Des armes vendues récemment au gouvernement Burkinabè entre les mains de groupes armés

Des armes qui ont été “vendues récemment” au gouvernement burkinabè se retrouveraient entre les mains de groupes armés opérant dans le Sahel, ont indiqué des experts en armements de l’organisation Amnesty International dans un rapport d’enquêtes publié mardi. Ces experts disent avoir identifié des armes de fabrication serbe dans des vidéos publiées par des groupes armés opérant dans le Sahel, notamment un groupe affilié à l’organisation État islamique qui a revendiqué, disent ils, la mort de centaines de civils.

Amnesty International dit avoir recueilli et analysé plus de 400 contenus numériques en provenance du Burkina Faso et du Mali, dont des photos et des vidéos authentifiées, publiées sur les réseaux sociaux par des membres de groupes armés entre janvier 2018 et mai 2021. Ces images montrent des stocks d’armes, ainsi que des fusils entre les mains des combattants de divers groupes armés dont l’EIGS, le GSIM, les Dozos, les Volontaires pour la défense de la patrie (VDP), les Koglweogo et Dan Ambassagou, à la fois au Mali et au Burkina Faso.

« Les nouveaux fusils, certains étant les modèles les plus récents qui existent, correspondent à des transactions entre la Serbie et le Burkina Faso, ce qui laisse à penser que ces armes ont été vendues récemment au gouvernement burkinabè avant de tomber entre les mains de groupes armés », a affirmé l’organisation dans son rapport consacré à la provenance des armes entre les mains des groupes armés au Sahel.

Pour l’organisation, s’il s’est avéré impossible de retracer précisément la chaîne de responsabilité, il est fort probable que ces armes aient été détournées vers des groupes armés, soit par des canaux illicites soit par des prises sur les sites des affrontements ».

« L’analyse effectuée par Amnesty International des données relatives aux transactions commerciales montre aussi que la République tchèque, la France et la Slovaquie exportent de grandes quantités d’armes légères et de petit calibre aux gouvernements du Sahel depuis que cette région est le théâtre d’un conflit généralisé », souligne le rapport.
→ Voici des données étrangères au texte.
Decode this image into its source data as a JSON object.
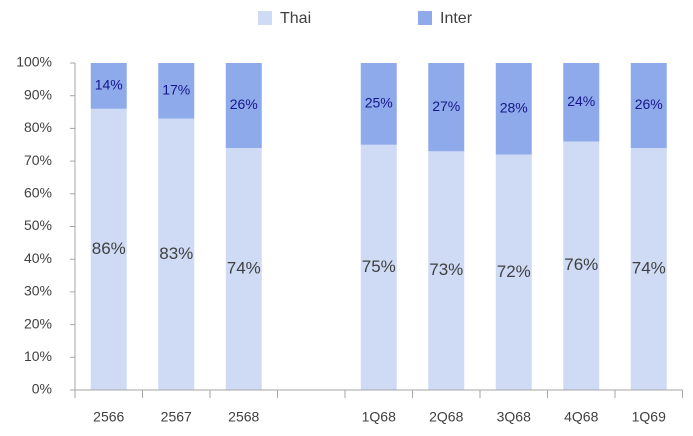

« Entre 2015 et 2020, la Serbie a indiqué dans ses rapports annuels au Traité sur le Commerce des Armes (TCA) avoir transféré au total 20 811 fusils et carabines, 4 000 fusils d’assaut, 600 revolvers et pistolets à chargement automatique, et 290 mitrailleuses au Burkina Faso », a relevé Amnesty International qui ajoute que « d’après les données officielles du rapport annuel de l’Union Européenne, depuis 2013, les États membres de l’UE ont accordé 506 licences pour des équipements militaires, pour un montant de 205 millions d’euros, au Mali et au Burkina Faso ».

« La Slovaquie a indiqué avoir livré au Mali 1 000 armes d’assaut, 2 460 fusils et carabines, 550 mitrailleuses, 680 pistolets et revolvers, et 750 pistolets-mitrailleurs. La République tchèque a indiqué avoir livré au Burkina Faso 3 500 fusils d’assaut et 10 pistolets-mitrailleurs, et la France a livré au Mali 1 164 pistolets et revolvers à chargement automatique, 4 fusils et carabines, ainsi que 13 véhicules blindés de combat », a révélé l’organisation.

Amnesty invite les États ( exportateurs et importateurs) à adopter des “garanties strictes” afin d’empêcher que les armes ne soient détournées. «Les armes serbes que nous avons identifiées prouvent une nouvelle fois que les armements vendus à des gouvernements de l région du Sahel risquent de tomber entre les mains des groupes armés violents et d’alimenter un conflit qui ne cesse de s’aggraver » a déclaré Patrick Wilcken, responsable du programme Entreprises, sécurité et droits humains d’Amnesty International.